Mappe
(appunti per un articolo incompiuto da pubblicarsi su un numero della rivista "lo Squaderno" nel 2010)
“Anche gli sguardi consumano”. Me lo dice Guy Tortosa più di dieci anni fa quando gli racconto che il giardino illegale di “vivilerive – al Quantara”, che avevamo inventato sulla riva del Tevere nelle estati del ‘93 e ‘94, dopo il nostro intervento era diventato un banale giardinetto con la pista ciclabile, le panchine e la staccionata in legno stile soprintendenza. È la prima grossa contraddizione che si trova ad affrontare quel gruppo di studenti che in seguito darà il via al progetto Stalker: la trasformazione del territorio non si attua solo disegnando una linea su un foglio, ma anche semplicemente indicando un luogo, nel svelarlo alla città, nel convogliare lì dei corpi e degli sguardi. Quella prima azione territoriale che intendeva “assecondare e di amplificare quel processo di metabolizzazione, a volte di vera e propria mutazione, che sta portando la natura, almeno in quel luogo, ad aver ragione della battaglia ingaggiata con gli scarti dell'uomo, più attenti ad ascoltarne i clamori che non ad imporre l'esito”, e che aveva svelato ai cittadini l’esistenza sotto le loro case di un luogo naturale e incantevole perché in stato di abbandono, si era trasformata dopo una raccolta di firme in un giardinetto omologato al resto della città, perdendo tutte le qualità per cui quel luogo aveva attratto la nostra fantasia. Credo che sia questa la ragione per cui le mappe successive di Stalker sono state realizzate con un alto grado di imprecisione: facevano i conti la volontà di raccontare i luoghi e le nostre azioni - le foto e i video erano già la dimostrazione che “quei luoghi” di cui parlavamo esistevano davvero -, ma anche con la consapevolezza che se volevamo perpetuarne l’abbandono, ossia “il massimo grado di cura”, non dovevamo essere precisi sul “dove” quei luoghi si trovavano, ci avremmo portato solo sguardi fidati, capaci di non consumare.

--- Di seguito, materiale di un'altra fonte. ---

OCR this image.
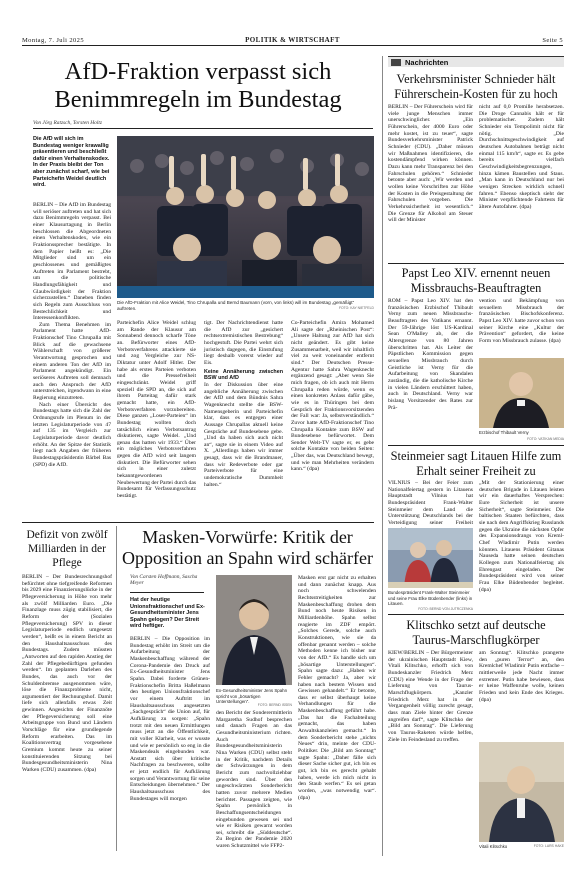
Montag, 7. Juli 2025	POLITIK & WIRTSCHAFT	Seite 5
AfD-Fraktion verpasst sich Benimmregeln im Bundestag
Von Jörg Ratzsch, Torsten Holtz
Die AfD will sich im Bundestag weniger krawallig präsentieren und beschließt dafür einen Verhaltenskodex. In der Praxis bleibt der Ton aber zunächst scharf, wie bei Parteichefin Weidel deutlich wird.

BERLIN – Die AfD im Bundestag will seriöser auftreten und hat sich dazu Benimmregeln verpasst. Bei einer Klausurtagung in Berlin beschlossen die Abgeordneten einen Verhaltenskodex, wie ein Fraktionssprecher bestätigte. In dem Papier heißt es: „Die Mitglieder sind um ein geschlossenes und gemäßigtes Auftreten im Parlament bestrebt, um die politische Handlungsfähigkeit und Glaubwürdigkeit der Fraktion sicherzustellen.“ Daneben finden sich Regeln zum Ausschluss von Bestechlichkeit und Interessenkonflikten.

Zum Thema Benehmen im Parlament hatte AfD-Fraktionschef Tino Chrupalla mit Blick auf die gewachsene Wählerschaft von größerer Verantwortung gesprochen und einem anderen Ton der AfD im Parlament angekündigt. Ein seriöseres Auftreten soll demnach auch den Anspruch der AfD unterstreichen, irgendwann in eine Regierung einzutreten.

Nach einer Übersicht des Bundestags hatte sich die Zahl der Ordnungsrufe im Plenum in der letzten Legislaturperiode von 47 auf 135 im Vergleich zur Legislaturperiode davor deutlich erhöht. An der Spitze der Statistik liegt nach Angaben der früheren Bundestagspräsidentin Bärbel Bas (SPD) die AfD.

Die AfD-Fraktion mit Alice Weidel, Tino Chrupalla und Bernd Baumann (vorn, von links) will im Bundestag „gemäßigt“ auftreten.	FOTO: KAY NIETFELD

Parteichefin Alice Weidel schlug am Rande der Klausur am Sonnabend dennoch scharfe Töne an. Befürworter eines AfD-Verbotsverfahrens attackierte sie und zog Vergleiche zur NS-Diktatur unter Adolf Hitler. Der habe als erstes Parteien verboten und die Pressefreiheit eingeschränkt. Weidel griff speziell die SPD an, die sich auf ihrem Parteitag dafür stark gemacht hatte, ein AfD-Verbotsverfahren vorzubereiten. Diese ganzen „Loser-Parteien“ im Bundestag wollten doch tatsächlich einen Verbotsantrag diskutieren, sagte Weidel. „Und genau das hatten wir 1933.“ Über ein mögliches Verbotsverfahren gegen die AfD wird seit langem diskutiert. Die Befürworter sehen sich in einer zuletzt bekanntgewordenen Neubewertung der Partei durch das Bundesamt für Verfassungsschutz bestätigt.

tigt. Der Nachrichtendienst hatte die AfD zur „gesichert rechtsextremistischen Bestrebung“ hochgestuft. Die Partei wehrt sich juristisch dagegen, die Einstufung liegt deshalb vorerst wieder auf Eis.

Keine Annäherung zwischen BSW und AfD

In der Diskussion über eine angebliche Annäherung zwischen der AfD und dem Bündnis Sahra Wagenknecht stellte die BSW-Namensgeberin und Parteichefin klar, dass es entgegen einer Aussage Chrupallas aktuell keine Gespräche auf Bundesebene gebe. „Und da haben sich auch nicht an“, sagte sie in einem Video auf X. „Allerdings haben wir immer gesagt, dass wir die Brandmauer, dass wir Redeverbote oder gar Parteiverbote für eine undemokratische Dummheit halten.“

Co-Parteichefin Amira Mohamed Ali sagte der „Rheinischen Post“: „Unsere Haltung zur AfD hat sich nicht geändert. Es gibt keine Zusammenarbeit, weil wir inhaltlich viel zu weit voneinander entfernt sind.“ Der Deutschen Presse-Agentur hatte Sahra Wagenknecht ergänzend gesagt: „Aber wenn Sie mich fragen, ob ich auch mit Herrn Chrupalla reden würde, wenn es einen konkreten Anlass dafür gäbe, wie es in Thüringen bei dem Gespräch der Fraktionsvorsitzenden der Fall war: Ja, selbstverständlich.“ Zuvor hatte AfD-Fraktionschef Tino Chrupalla Kontakte zum BSW auf Bundesebene befürwortet. Dem Sender Welt-TV sagte er, es gebe solche Kontakte von beiden Seiten: „Über das, was Deutschland bewegt, und wie man Mehrheiten verändern kann.“ (dpa)

Nachrichten
Verkehrsminister Schnieder hält Führerschein-Kosten für zu hoch

BERLIN – Der Führerschein wird für viele junge Menschen immer unerschwinglicher. „Ein Führerschein, der 4000 Euro oder mehr kostet, ist zu teuer“, sagte Bundesverkehrsminister Patrick Schnieder (CDU). „Daher müssen wir Maßnahmen identifizieren, die kostendämpfend wirken können. Dazu kann mehr Transparenz bei den Fahrschulen gehören.“ Schnieder betonte aber auch: „Wir werden und wollen keine Vorschriften zur Höhe der Kosten in die Preisgestaltung der Fahrschulen vorgeben. Die Verkehrssicherheit ist wesentlich.“ Die Grenze für Alkohol am Steuer will der Minister

nicht auf 0,0 Promille herabsetzen. Die Droge Cannabis hält er für problematischer. Zudem hält Schnieder ein Tempolimit nicht für nötig. „Die Durchschnittsgeschwindigkeit auf deutschen Autobahnen beträgt nicht einmal 115 km/h“, sagte er. Es gebe bereits vielfach Geschwindigkeitsbegrenzungen, hinzu kämen Baustellen und Staus. „Man kann in Deutschland nur bei wenigen Strecken wirklich schnell fahren.“ Ebenso skeptisch sieht der Minister verpflichtende Fahrtests für ältere Autofahrer. (dpa)

Papst Leo XIV. ernennt neuen Missbrauchs-Beauftragten

ROM – Papst Leo XIV. hat den französischen Erzbischof Thibault Verny zum neuen Missbrauchs-Beauftragten des Vatikans ernannt. Der 59-Jährige löst US-Kardinal Sean O'Malley ab, der die Altersgrenze von 80 Jahren überschritten hat. Als Leiter der Päpstlichen Kommission gegen sexuellen Missbrauch durch Geistliche ist Verny für die Aufarbeitung von Skandalen zuständig, die die katholische Kirche in vielen Ländern erschüttert haben, auch in Deutschland. Verny war bislang Vorsitzender des Rates zur Prä-

vention und Bekämpfung von sexuellem Missbrauch der französischen Bischofskonferenz. Papst Leo XIV. hatte zuvor schon von seiner Kirche eine „Kultur der Prävention“ gefordert, die keine Form von Missbrauch zulasse. (dpa)

Erzbischof Thibault Verny
FOTO: VATIKAN MEDIA
Steinmeier sagt Litauen Hilfe zum Erhalt seiner Freiheit zu

VILNIUS – Bei der Feier zum Nationalfeiertag gestern in Litauens Hauptstadt Vilnius hat Bundespräsident Frank-Walter Steinmeier dem Land die Unterstützung Deutschlands bei der Verteidigung seiner Freiheit

Bundespräsident Frank-Walter Steinmeier und seine Frau Elke Büdenbender (links) in Litauen.
FOTO: BERND VON JUTRCZENKA

„Mit der Stationierung einer deutschen Brigade in Litauen leisten wir ein dauerhaftes Versprechen: Eure Sicherheit ist unsere Sicherheit“, sagte Steinmeier. Die baltischen Staaten befürchten, dass sie nach dem Angriffskrieg Russlands gegen die Ukraine die nächsten Opfer des Expansionsdrangs von Kreml-Chef Wladimir Putin werden könnten. Litauens Präsident Gitanas Nauseda hatte seinen deutschen Kollegen zum Nationalfeiertag als Ehrengast eingeladen. Der Bundespräsident wird von seiner Frau Elke Büdenbender begleitet. (dpa)

Klitschko setzt auf deutsche Taurus-Marschflugkörper

KIEW/BERLIN – Der Bürgermeister der ukrainischen Hauptstadt Kiew, Vitali Klitschko, erhofft sich von Bundeskanzler Friedrich Merz (CDU) eine Wende in der Frage der Lieferung von Taurus-Marschflugkörpern. „Kanzler Friedrich Merz hat in der Vergangenheit völlig zurecht gesagt, dass man Ziele hinter der Grenze angreifen darf“, sagte Klitschko der „Bild am Sonntag“. Die Lieferung von Taurus-Raketen würde helfen, Ziele im Feindesland zu treffen.

am Sonntag“. Klitschko prangerte den „puren Terror“ an, den Kremlchef Wladimir Putin entfache – mittlerweile jede Nacht immer extremer. Putin habe bewiesen, dass er keine Waffenruhe wolle, keinen Frieden und kein Ende des Krieges. (dpa)

Vitali Klitschko	FOTO: LARS HAKE
Defizit von zwölf Milliarden in der Pflege

BERLIN – Der Bundesrechnungshof befürchtet ohne tiefgreifende Reformen bis 2029 eine Finanzierungslücke in der Pflegeversicherung in Höhe von mehr als zwölf Milliarden Euro. „Die Finanzlage muss zügig stabilisiert, die Reform der (Sozialen Pflegeversicherung) SPV in dieser Legislaturperiode endlich umgesetzt werden“, heißt es in einem Bericht an den Haushaltsausschuss des Bundestags. Zudem müssten „Antworten auf den rapiden Anstieg der Zahl der Pflegebedürftigen gefunden werden“. Im geplanten Darlehen des Bundes, das auch vor der Schuldenbremse ausgenommen wäre, löse die Finanzprobleme nicht, argumentiert der Rechnungshof. Damit liefe sich allenfalls etwas Zeit gewinnen. Angesichts der Finanznöte der Pflegeversicherung soll eine Arbeitsgruppe von Bund und Ländern Vorschläge für eine grundlegende Reform erarbeiten. Das im Koalitionsvertrag vorgesehene Gremium kommt heute zu seiner konstituierenden Sitzung bei Bundesgesundheitsministerin Nina Warken (CDU) zusammen. (dpa)

Masken-Vorwürfe: Kritik der Opposition an Spahn wird schärfer
Von Carsten Hoffmann, Sascha Meyer
Hat der heutige Unionsfraktionschef und Ex-Gesundheitsminister Jens Spahn gelogen? Der Streit wird heftiger.

BERLIN – Die Opposition im Bundestag erhöht im Streit um die Aufarbeitung der Maskenbeschaffung während der Corona-Pandemie den Druck auf Ex-Gesundheitsminister Jens Spahn. Dabei forderte Grünen-Fraktionschefin Britta Haßelmann den heutigen Unionsfraktionschef vor einem Auftritt im Haushaltsausschuss angesetzten „Sachgespräch“ die Union auf, für Aufklärung zu sorgen: „Spahn trotzt mit den neuen Ermittlungen muss jetzt an die Öffentlichkeit, mit voller Klarheit, was er wusste und wie er persönlich so eng in die Maskendeals eingebunden war. Anstatt sich über kritische Nachfragen zu beschweren, sollte er jetzt endlich für Aufklärung sorgen und Verantwortung für seine Entscheidungen übernehmen.“ Der Haushaltsausschuss des Bundestages will morgen

Ex-Gesundheitsminister Jens Spahn spricht von „bösartigen Unterstellungen“.
FOTO: BERND ISSEN

den Bericht der Sonderermittlerin Margaretha Sudhof besprechen und danach Fragen an das Gesundheitsministerium richten. Auch Bundesgesundheitsministerin Nina Warken (CDU) selbst steht in der Kritik, nachdem Details der Schwärzungen in dem Bericht zum nachvollziehbar geworden sind. Über den ungeschwärzten Sonderbericht hatten zuvor mehrere Medien berichtet. Passagen zeigten, wie Spahn persönlich in Beschaffungsentscheidungen eingebunden gewesen sei und wie er Risiken gewarnt worden sei, schreibt die „Süddeutsche“. Zu Beginn der Pandemie 2020 waren Schutzmittel wie FFP2-

Masken erst gar nicht zu erhalten und dann zunächst knapp. Aus noch schwelenden Rechtsstreitigkeiten zur Maskenbeschaffung drohen dem Bund noch heute Risiken in Milliardenhöhe. Spahn selbst reagierte im ZDF empört. „Solches Gerede, solche auch Konstruktionen, wie sie da offenbar genannt werden – solche Methoden kenne ich bisher nur von der AfD.“ Es handle sich um „bösartige Unterstellungen“. Spahn sagte dazu: „Haben wir Fehler gemacht? Ja, aber wir haben nach bestem Wissen und Gewissen gehandelt.“ Er betonte, dass er selbst überhaupt keine Verhandlungen für die Maskenbeschaffung geführt habe. „Das hat die Fachabteilung gemacht, das haben Anwaltskanzleien gemacht.“ In dem Sonderbericht stehe „nichts Neues“ drin, meinte der CDU-Politiker. Die „Bild am Sonntag“ sagte Spahn: „Daher fälle sich dieser Sache sicher gut, ich bin es gut, ich bin es gerecht gehabt haben, werde ich mich nicht in den Staub werfen.“ Es sei getan worden, „was notwendig war“. (dpa)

Nel 2007 siamo di nuovo sul Tevere con “sui letti del fiume”, un’ azione che va a conoscere e raccontare il nuovo fenomeno delle baraccopoli spontanee sorte sulle rive. Da subito, dai primo incontri che facciamo, ci rendiamo conto del pericolo che la nostra mappatura possa trasformarsi in denuncia non del fenomeno ma degli stessi baraccati. Camminando in gruppi lungo i due argini incontriamo una grande quantità di persone, circa duemila. Sono persone molto diverse tra loro, ci sono rom di varia provenienza, moltissimi rumeni non rom, e poi moldavi, ucraini, polacchi, austriaci, italiani, tutte persone che in molti casi hanno un lavoro, ma che non possono permettersi un affitto e sono dunque costrette a vivere nascosti tra i canneti del fiume. Spesso siamo le prime persone che vedono. Ancora non sono passati né gli assistenti sociali, né un servizio medico-sanitario, né i giornalisti, solo in alcuni casi le baracche sono state demolite dalla polizia, ma poi – ci dicono - sono state ricostruite negli stessi posti, in alcuni casi l’unica preoccupazione dell’amministrazione (c’era ancora giunta Veltroni), è quello di chiudergli le fontanelle più vicine, cacciarli prendendoli per sete, cercare comunque di nascondere il fenomeno ai media e ai cittadini. L’unico che ne parla è stato Berlusconi che per attaccare Veltroni già a settembre 2006 dice che a Roma ci sono diecimila baraccati
Ci è subito chiaro che dobbiamo raccontare quello che stiamo vedendo, non per confermare le parole del premier, ma perché non possiamo permettere che succeda tutto questo, e soprattutto che il sindaco e l’intera sinistra neghi le sue responsabilità dopo sedici anni di latitanza sul problema casa. Siamo altrettanto consapevoli del fatto che non si devono fare mappe, che non si deve essere precisi sulla localizzazione degli insediamenti, e così faremo. Ma il fenomeno è così evidente ed è incredibilmente facile trovarle, basta scendere sugli argini e vedere dove portano i sentieri che si inoltrano nella macchia.